Going Back to the Beginning

John Paul II’s Theology of the Body takes Jesus’ point and goes back to the beginning as he asks us to consider more carefully the “pre-fallenAdam.  Many of our theological constructs only view humanity through the lens of the Fall.  The first Adam embodies the Fall, the Second Adam, Jesus Christ, embodies redemption.  So, theologically, we have mostly developed the two Adams: the fallen Adam and Christ as the Second Adam, because that is found in Romans 5 and I Cor. 15:45.  But, when Jesus refers to these pre-Fall texts in Matthew 19, he is referring to the pre-fallen Adam, the original, creational Adam.  When Paul says, “in Adam all die and in Christ all are made alive”, that is a reference to only Christ and the fallen Adam.  But, when Jesus says “from the beginning it was not so” he is calling us to look back even before the Fall.  We have to go back to the original design and understand something of the theology of creation, the theology of the body, and God’s original intention for the cosmic role of Adam and Eve in the original creation, which we must examine before we rush too quickly to Genesis 3 and the entrance of sin.
It has long been a complaint against popular evangelical theology that our Bible begins with Gen. 3 and end with Rev. 20, a theological omission of the opening two chapters and the closing two chapters.  The result has been a theologically reductionistic narrative which stretches from Fall to Judgment, rather than the actual biblical narrative which stretches from Creation to New Creation.  (This “whole Bible” approach was one of the many restorations brought about through the Wesleyan revivals).   But, can we fully understand the fulfillment of the New Creation unless we first understand the origin, intention, purpose and moral framework of the original creation?
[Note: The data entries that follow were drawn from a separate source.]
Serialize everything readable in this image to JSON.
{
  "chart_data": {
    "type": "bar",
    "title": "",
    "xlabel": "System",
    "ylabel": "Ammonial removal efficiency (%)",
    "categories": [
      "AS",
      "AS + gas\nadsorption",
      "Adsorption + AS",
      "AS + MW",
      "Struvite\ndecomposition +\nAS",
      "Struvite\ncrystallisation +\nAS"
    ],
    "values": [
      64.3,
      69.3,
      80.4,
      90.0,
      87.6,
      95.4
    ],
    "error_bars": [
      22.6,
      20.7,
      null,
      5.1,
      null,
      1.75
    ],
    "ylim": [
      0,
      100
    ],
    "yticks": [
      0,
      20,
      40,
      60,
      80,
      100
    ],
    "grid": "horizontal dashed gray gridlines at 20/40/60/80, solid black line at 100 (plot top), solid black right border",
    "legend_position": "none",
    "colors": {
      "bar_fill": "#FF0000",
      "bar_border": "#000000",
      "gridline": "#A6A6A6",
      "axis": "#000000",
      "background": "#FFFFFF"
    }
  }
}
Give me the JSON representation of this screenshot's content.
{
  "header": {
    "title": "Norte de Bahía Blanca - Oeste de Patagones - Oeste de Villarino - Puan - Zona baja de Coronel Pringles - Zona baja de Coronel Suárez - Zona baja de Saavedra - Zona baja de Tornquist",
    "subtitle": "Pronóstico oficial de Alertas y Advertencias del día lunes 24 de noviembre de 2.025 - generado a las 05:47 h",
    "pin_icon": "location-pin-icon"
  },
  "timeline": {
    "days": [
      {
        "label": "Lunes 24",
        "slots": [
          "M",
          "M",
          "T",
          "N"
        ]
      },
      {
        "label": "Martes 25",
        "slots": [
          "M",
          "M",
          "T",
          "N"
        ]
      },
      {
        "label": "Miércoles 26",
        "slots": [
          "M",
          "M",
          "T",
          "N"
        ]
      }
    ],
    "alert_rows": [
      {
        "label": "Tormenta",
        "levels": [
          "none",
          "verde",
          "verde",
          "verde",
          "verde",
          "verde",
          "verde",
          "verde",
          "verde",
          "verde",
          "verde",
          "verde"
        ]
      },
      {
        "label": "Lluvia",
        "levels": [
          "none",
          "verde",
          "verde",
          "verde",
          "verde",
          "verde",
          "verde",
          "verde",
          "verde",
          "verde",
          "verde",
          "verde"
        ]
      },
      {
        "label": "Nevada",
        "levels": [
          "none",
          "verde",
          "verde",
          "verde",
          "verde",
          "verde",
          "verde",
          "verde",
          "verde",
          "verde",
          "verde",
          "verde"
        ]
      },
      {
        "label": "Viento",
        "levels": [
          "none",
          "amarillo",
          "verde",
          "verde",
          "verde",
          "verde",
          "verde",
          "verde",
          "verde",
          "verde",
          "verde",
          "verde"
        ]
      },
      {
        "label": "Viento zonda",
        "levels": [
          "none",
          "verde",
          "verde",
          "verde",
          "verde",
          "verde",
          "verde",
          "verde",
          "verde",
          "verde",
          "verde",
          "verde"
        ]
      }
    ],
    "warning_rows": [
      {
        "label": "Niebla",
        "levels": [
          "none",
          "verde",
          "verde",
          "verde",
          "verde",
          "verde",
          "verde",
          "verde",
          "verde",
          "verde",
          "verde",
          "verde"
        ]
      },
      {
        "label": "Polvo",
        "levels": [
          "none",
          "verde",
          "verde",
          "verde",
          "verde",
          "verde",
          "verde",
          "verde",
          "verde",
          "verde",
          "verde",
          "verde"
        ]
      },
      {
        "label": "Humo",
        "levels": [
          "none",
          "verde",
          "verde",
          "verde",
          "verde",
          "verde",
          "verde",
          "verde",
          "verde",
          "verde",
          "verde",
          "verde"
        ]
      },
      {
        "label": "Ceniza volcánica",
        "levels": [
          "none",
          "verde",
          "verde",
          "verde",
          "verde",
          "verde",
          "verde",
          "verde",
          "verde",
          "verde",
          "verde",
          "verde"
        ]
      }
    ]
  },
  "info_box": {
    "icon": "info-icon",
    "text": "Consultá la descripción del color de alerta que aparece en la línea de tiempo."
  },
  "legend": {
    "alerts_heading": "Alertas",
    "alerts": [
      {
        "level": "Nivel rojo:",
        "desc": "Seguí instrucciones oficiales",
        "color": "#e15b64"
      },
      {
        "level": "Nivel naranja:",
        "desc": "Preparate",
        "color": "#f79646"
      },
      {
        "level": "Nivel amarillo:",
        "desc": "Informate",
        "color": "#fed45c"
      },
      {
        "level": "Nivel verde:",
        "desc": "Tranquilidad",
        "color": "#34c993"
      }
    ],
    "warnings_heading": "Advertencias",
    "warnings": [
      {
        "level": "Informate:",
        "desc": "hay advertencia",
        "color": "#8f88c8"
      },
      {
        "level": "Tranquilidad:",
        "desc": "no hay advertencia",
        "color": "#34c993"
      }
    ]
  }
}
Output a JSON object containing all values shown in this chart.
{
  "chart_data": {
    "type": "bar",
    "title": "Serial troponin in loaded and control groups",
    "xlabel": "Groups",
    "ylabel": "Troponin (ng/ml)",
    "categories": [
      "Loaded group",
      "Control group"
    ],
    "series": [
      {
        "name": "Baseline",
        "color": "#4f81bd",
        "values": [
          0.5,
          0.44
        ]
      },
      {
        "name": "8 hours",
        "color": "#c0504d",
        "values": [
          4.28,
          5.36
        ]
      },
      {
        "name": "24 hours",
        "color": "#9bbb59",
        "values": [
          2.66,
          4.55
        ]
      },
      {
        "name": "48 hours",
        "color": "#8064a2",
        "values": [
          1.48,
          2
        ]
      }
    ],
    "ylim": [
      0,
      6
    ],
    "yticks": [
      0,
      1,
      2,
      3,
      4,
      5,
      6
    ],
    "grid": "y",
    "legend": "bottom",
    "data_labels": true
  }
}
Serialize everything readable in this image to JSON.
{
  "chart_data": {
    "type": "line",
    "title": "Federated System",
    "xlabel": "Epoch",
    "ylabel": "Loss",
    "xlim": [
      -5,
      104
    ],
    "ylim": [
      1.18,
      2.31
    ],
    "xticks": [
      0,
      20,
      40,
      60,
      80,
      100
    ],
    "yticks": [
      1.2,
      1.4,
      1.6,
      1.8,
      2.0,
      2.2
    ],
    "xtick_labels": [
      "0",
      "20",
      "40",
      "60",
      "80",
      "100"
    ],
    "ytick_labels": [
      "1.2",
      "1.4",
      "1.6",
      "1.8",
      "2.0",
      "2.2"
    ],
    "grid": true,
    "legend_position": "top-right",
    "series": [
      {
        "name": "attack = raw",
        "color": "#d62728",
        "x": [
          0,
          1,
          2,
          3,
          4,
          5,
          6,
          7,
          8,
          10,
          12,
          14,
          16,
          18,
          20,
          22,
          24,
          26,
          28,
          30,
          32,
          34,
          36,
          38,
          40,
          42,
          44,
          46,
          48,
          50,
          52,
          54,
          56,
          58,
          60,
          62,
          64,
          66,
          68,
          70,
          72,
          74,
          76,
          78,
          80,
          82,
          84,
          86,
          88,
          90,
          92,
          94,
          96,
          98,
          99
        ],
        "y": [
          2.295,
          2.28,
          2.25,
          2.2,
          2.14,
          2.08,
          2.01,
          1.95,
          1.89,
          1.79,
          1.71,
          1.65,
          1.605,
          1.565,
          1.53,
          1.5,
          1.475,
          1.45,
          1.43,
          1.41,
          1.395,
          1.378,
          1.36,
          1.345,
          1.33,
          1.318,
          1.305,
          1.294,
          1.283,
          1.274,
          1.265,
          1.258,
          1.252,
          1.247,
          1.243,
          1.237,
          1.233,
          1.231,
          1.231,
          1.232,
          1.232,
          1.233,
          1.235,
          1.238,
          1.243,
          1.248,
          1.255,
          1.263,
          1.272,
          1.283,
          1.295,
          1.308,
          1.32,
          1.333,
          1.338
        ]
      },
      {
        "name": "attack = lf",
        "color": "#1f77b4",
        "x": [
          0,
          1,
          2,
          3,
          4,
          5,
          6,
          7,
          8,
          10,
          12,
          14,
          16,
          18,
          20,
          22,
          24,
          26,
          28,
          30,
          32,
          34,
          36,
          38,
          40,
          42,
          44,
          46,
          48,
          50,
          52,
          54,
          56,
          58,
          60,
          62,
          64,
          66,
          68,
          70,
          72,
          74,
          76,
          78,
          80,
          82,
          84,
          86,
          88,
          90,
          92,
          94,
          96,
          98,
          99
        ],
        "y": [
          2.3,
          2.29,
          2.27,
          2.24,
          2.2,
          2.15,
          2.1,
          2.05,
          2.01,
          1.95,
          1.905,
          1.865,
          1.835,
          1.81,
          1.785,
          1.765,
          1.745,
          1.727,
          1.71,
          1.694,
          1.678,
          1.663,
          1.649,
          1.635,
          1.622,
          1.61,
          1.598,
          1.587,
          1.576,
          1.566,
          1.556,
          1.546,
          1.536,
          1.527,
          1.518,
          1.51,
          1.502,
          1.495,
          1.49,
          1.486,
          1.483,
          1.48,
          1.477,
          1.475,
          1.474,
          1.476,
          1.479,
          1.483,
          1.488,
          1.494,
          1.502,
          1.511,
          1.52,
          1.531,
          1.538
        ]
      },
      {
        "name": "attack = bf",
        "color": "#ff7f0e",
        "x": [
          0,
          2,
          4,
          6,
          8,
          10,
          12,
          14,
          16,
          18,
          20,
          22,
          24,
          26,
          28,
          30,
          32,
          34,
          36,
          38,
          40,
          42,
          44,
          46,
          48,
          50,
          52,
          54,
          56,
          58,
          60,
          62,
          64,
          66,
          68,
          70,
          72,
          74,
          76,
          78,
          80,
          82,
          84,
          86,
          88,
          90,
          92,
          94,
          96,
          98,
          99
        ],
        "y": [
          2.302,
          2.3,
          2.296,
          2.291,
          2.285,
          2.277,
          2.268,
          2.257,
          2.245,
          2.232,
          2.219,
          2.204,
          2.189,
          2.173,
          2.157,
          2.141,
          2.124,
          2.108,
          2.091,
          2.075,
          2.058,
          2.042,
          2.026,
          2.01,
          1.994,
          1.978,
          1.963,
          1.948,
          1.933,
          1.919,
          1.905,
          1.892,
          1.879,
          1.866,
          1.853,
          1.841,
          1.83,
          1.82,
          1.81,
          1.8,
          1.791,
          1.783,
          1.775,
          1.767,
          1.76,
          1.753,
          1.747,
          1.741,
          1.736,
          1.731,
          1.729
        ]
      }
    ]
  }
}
The fact that Jesus, in a post-Fallen world as recorded in Matthew 19, quotes and masterfully combines Gen. 1:27 (male and female) and 2:24 (two united as one flesh)—both pre-Fall texts—is a powerful reminder that, despite the Fall and the tragic entrance of sin into the world, the original design of creation, as embodied in unfallen Adam and Eve who were created “male” and “female” and were united to become “one flesh,” remains intact as God’s plan and design for us, and He will not relinquish this even in the face of sin, hardness of heart and a whole spectrum of cultural issues which seek to cloud everything.  A few years ago, the Supreme Court of India ruled that that every person “has the right to choose their gender” because Hindus have no doctrine of creation and therefore there are no moral boundaries inherent in our creational design.  Jesus, in contrast, says to us as he said to them, “from the beginning it was not so…”  We must remember this.